Under the new procedures, Chief Clerk Susan Greene is empowered to require verification of identity and valid contact details before processing requests that appear to originate from AI tools or lack clear human origin. The policy aims to address concerns about automated systems that can generate voluminous or spoofed requests, placing extra burdens on staff and potentially overwhelming records operations.

County officials framed the change as a way to preserve staff resources and protect personal data while maintaining transparency. Opponents voiced concern at the meeting that heightened verification requirements could create barriers for legitimate requesters, including journalists, researchers, and residents who rely on right-to-know laws to hold government accountable. Commissioner Richards' dissent highlights a balance the county is still negotiating between preventing misuse of records systems and ensuring unfettered public access.

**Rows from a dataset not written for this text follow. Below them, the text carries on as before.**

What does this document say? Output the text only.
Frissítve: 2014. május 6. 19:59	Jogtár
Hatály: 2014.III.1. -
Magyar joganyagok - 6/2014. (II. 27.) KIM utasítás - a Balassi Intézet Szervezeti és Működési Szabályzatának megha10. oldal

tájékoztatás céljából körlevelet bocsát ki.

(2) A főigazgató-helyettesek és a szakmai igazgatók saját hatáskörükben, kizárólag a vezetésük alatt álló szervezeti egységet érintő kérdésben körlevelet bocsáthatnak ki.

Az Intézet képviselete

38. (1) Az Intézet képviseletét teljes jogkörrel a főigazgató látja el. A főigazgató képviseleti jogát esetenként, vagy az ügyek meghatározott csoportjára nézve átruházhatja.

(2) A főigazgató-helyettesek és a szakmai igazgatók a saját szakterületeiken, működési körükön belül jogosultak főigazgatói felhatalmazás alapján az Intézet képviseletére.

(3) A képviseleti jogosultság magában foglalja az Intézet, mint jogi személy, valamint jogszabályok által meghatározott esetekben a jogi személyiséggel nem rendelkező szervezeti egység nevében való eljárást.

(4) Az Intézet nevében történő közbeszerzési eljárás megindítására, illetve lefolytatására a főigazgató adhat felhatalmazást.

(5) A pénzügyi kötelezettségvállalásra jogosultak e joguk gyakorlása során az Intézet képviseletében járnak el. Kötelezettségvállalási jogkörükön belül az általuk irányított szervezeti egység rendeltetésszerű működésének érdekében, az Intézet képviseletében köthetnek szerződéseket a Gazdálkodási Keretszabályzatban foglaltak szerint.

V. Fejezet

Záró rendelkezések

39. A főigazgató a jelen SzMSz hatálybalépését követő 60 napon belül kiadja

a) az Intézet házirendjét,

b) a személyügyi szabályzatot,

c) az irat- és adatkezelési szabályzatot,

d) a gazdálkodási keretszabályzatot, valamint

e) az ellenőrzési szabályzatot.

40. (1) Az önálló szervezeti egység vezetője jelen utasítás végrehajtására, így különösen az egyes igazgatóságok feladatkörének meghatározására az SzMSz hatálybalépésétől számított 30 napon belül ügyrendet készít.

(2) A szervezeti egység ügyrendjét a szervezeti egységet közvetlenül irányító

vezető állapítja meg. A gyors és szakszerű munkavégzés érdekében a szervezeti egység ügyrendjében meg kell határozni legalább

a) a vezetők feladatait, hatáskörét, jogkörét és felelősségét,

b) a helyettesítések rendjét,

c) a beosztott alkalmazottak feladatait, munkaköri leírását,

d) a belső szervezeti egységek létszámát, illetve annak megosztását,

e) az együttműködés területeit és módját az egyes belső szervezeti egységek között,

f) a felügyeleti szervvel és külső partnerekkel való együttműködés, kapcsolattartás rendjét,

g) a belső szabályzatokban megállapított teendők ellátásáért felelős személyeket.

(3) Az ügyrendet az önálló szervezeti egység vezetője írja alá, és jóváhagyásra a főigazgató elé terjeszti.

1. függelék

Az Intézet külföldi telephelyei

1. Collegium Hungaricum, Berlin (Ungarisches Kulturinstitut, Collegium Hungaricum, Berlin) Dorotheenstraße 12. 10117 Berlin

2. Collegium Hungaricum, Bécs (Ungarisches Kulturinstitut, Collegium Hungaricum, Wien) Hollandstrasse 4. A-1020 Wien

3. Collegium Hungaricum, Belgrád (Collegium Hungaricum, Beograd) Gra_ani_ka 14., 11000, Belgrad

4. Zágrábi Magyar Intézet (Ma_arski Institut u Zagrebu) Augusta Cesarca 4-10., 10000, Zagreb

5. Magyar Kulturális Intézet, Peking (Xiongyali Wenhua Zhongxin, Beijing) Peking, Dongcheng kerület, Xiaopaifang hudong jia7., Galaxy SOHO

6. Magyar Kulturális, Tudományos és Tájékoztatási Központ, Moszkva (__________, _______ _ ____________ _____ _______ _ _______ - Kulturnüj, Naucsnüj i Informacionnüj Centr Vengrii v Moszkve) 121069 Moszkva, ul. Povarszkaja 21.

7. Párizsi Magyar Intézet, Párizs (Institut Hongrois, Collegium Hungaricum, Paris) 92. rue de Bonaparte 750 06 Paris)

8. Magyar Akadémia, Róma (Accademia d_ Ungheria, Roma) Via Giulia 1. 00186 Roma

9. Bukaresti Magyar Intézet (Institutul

The new policy arrives amid growing public debate about how local governments should respond to AI-driven interactions. Municipal clerks across the region are grappling with the same questions: how to distinguish human requests from automated scraping tools, how to prevent impersonation, and how to do so without chilling legitimate requests. For Union County, the chief clerk's gatekeeping role centralizes that decision-making at the administrative level, which may speed determinations but concentrates authority in a single office.

At the same meeting, the board approved a detention agreement with Tioga County to house pre- and post-sentenced prisoners at a rate of $85 per day per inmate. That contract will affect where some detainees are held and the county's corrections budget considerations, reflecting ongoing inter-county arrangements to manage jail capacity.

For residents and local journalists, the policy change has immediate practical implications. Requests submitted without a verifiable name, phone number, or email may be rejected outright; those filed through new technologies should include clear contact information and a human point of contact. The county's approach is likely to influence how other government offices process digital inquiries and could set a local standard for handling AI-related public records activity.

Our two cents? If you plan to file a right-to-know request, make sure your submission includes verifiable contact information and a clear statement of the records sought. Doing that now can help avoid delays and ensure your request isn't sidelined by new verification checks.